Les travaux de Jean-Frédéric Morin ouvrent la voie à une meilleure intégration des préoccupations environnementales dans les accords commerciaux.

Les accords commerciaux ont des effets complexes mais bien réels sur l’environnement. Par exemple, la hausse de la production et du transport de biens de consommation génère en retour des émissions de gaz à effet de serre, qui contribuent au dérèglement climatique. En contrepartie, cette circulation de matériaux et de produits est nécessaire pour développer les technologies « vertes », comme les panneaux solaires photovoltaïques. Ces derniers sont par ailleurs moins chers à l’unité grâce à des économies d’échelle, elles aussi attribuables à l’intensification du commerce international.
« Dans un monde idéal, les accords commerciaux accentueraient les bénéfices pour l’environnement plutôt que les préjudices. Cela exige cependant de s’attarder au contenu spécifique de ces traités, qui ne s’équivalent pas », affirme Jean-Frédéric Morin, professeur au Département de science politique de l’Université Laval. L’automne dernier, ce spécialiste des institutions économiques internationales a été nommé membre du Collège des nouveaux chercheurs de la Société royale du Canada, qui regroupe notamment des scientifiques arrivés à un stade très productif de leur carrière.

SYSTÈMES COMPLEXES
L’originalité des travaux de Jean-Frédéric Morin est d’aller au-delà des quelques accords commerciaux que tous et toutes connaissent, comme l’Accord Canada–États-Unis–Mexique et l’Accord économique et commercial global, qui lie le Canada et l’Union européenne. Le titulaire de la Chaire de recherche du Canada en économie politique internationale est justement à l’origine de plusieurs bases de données originales qui traduisent ce souci d’exhaustivité. L’une d’elles recense ainsi toutes les clauses environnementales de 730 accords commerciaux! « Aussi important soit-il, un accord ne constitue qu’un seul arbre dans la forêt. En négligeant le portrait d’ensemble, on passe à côté d’innovations dignes d’intérêt d’un point de vue réglementaire et normatif », explique le chercheur. Cette approche systémique est en rupture avec les théories plus classiques, qui postulent que les traités sont indépendants les uns des autres. Selon lui, ils forment plutôt un vaste réseau complexe dans lequel les interactions, nombreuses, sont parfois porteuses de bonnes idées, qui méritent d’être diffusées.
« D’un point de vue scientifique, analyser plusieurs cas fait ressortir de la variabilité », indique Jean- Frédéric Morin. Au bout du compte, ce sont les négociateurs commerciaux qui en tirent parti. « Ils ont une meilleure idée des conditions gagnantes pour que, par exemple, les accords commerciaux ne freinent pas la régulation environnementale », souligne-t-il.
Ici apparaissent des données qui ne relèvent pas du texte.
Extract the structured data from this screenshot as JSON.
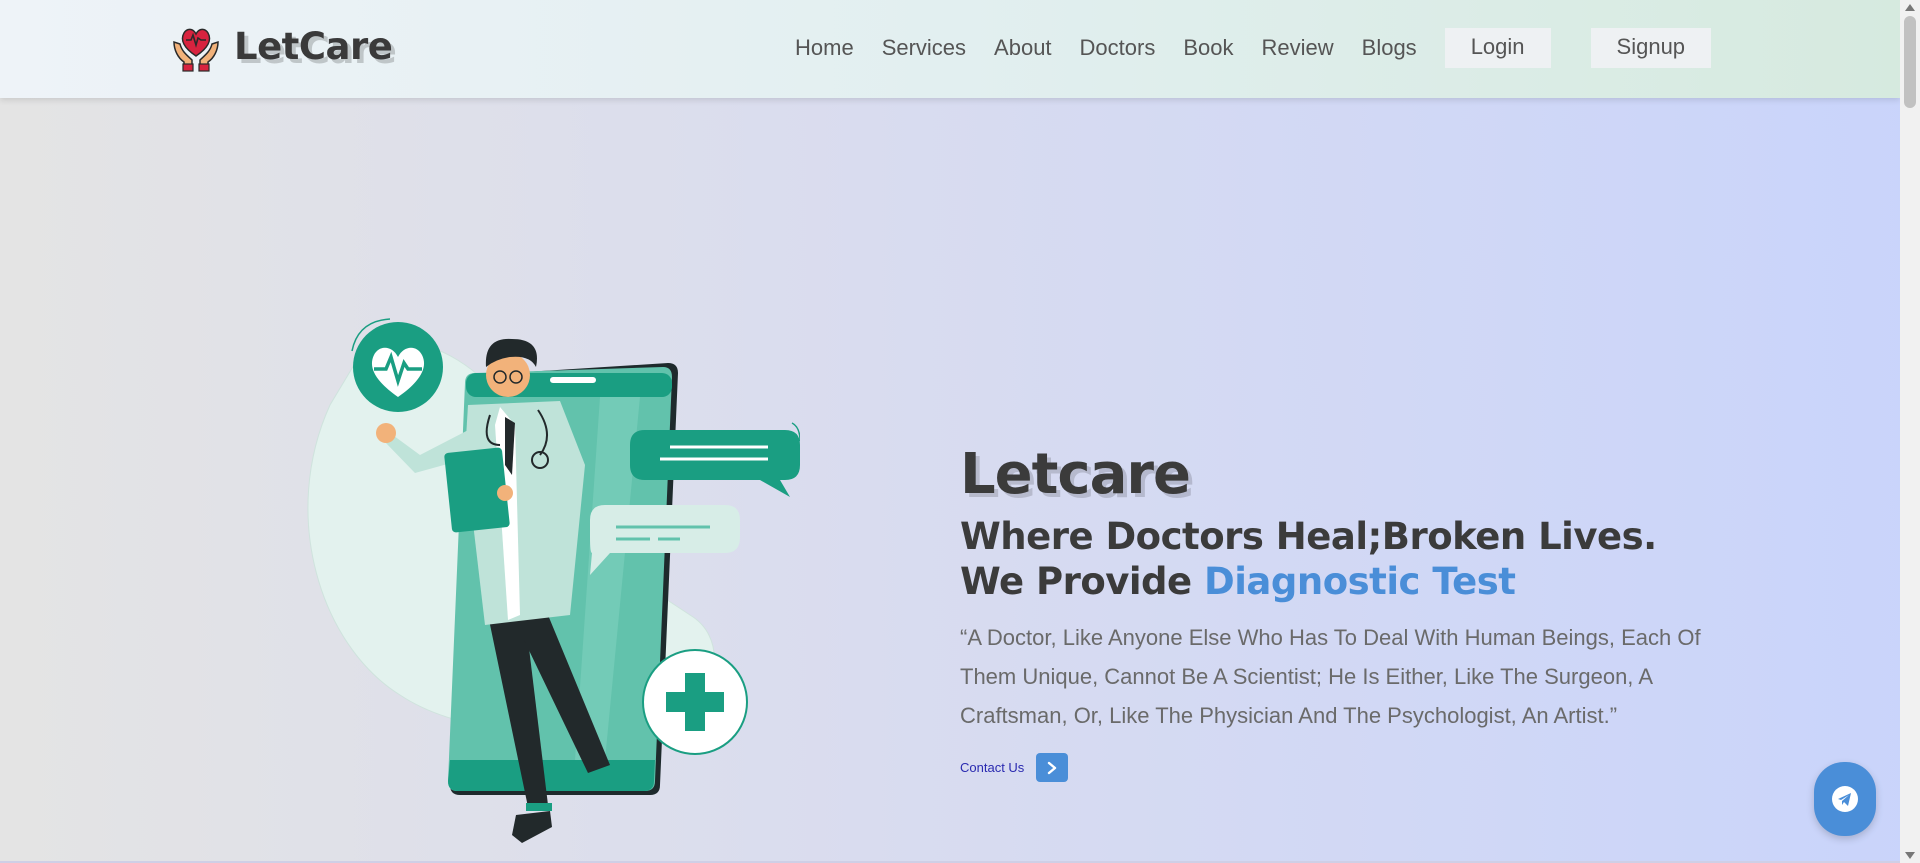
{
  "brand": {
    "name": "LetCare",
    "logo_icon": "heart-hands-icon"
  },
  "nav": {
    "links": [
      "Home",
      "Services",
      "About",
      "Doctors",
      "Book",
      "Review",
      "Blogs"
    ],
    "login_label": "Login",
    "signup_label": "Signup"
  },
  "hero": {
    "title": "Letcare",
    "subtitle_line1": "Where Doctors Heal;Broken Lives.",
    "subtitle_line2_prefix": "We Provide ",
    "subtitle_line2_accent": "Diagnostic Test",
    "quote": "“A Doctor, Like Anyone Else Who Has To Deal With Human Beings, Each Of Them Unique, Cannot Be A Scientist; He Is Either, Like The Surgeon, A Craftsman, Or, Like The Physician And The Psychologist, An Artist.”",
    "contact_label": "Contact Us",
    "contact_icon": "chevron-right-icon"
  },
  "fab": {
    "icon": "telegram-icon"
  },
  "colors": {
    "accent": "#4a8ed8",
    "teal": "#1a9e82",
    "text_dark": "#3b3b3b"
  }
}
Preuve de son influence, le chercheur a été invité à partager ses résultats de recherche avec des représentants d’institutions telles que l’Organisation mondiale du commerce et l’Organisation de coopération et de développement économiques.

DÉBRIS SPATIAUX
Même si Jean-Frédéric Morin s’intéresse aussi aux effets des institutions économiques internationales sur la santé publique et la diversité culturelle, l’environnement occupe une place particulière dans sa programmation de recherche. Et on parle d’environnement au sens large ! Ces temps-ci, il porte son regard sur la pollution de l’espace et les accords gouvernant l’industrie spatiale, une thématique peu explorée, qu’il a nommée
« l’astroenvironnementalisme ». « Il se passe la même chose en ce moment en orbite terrestre que sur Terre depuis la révolution industrielle. On y trouve de plus en plus de débris d’origine humaine qui ont le potentiel d’endommager les satellites, lesquels constituent également une forme de pollution », déplore-t-il. Selon l’Agence spatiale européenne, il y aurait environ 34 000 de ces débris de 10 cm et plus au- dessus de nos têtes. Dans un monde où les économies sont plus que jamais intégrées, la pertinence des contributions scientifiques de Jean-Frédéric Morin est indiscutable. « Nous ne sommes pas à la veille d’un mouvement de démondialisation, d’où la nécessité d’améliorer l’efficacité des différents traités au regard de l’environnement », fait valoir Noémie Laurens, qui a été supervisée par le chercheur lors de son doctorat en science politique, terminé l’été dernier.
« De toutes ses qualités, c’est sa réactivité qui m’a le plus impressionnée, souligne celle qui est aujourd’hui chercheuse postdoctorale en relations internationales à l’Institut de hautes études internationales et du développement de Genève. Son temps de réponse à un courriel n’excède jamais deux heures ! » Québec Science a pu en faire l’expérience lors de la production de cet article. Verdict : c’est bien vrai.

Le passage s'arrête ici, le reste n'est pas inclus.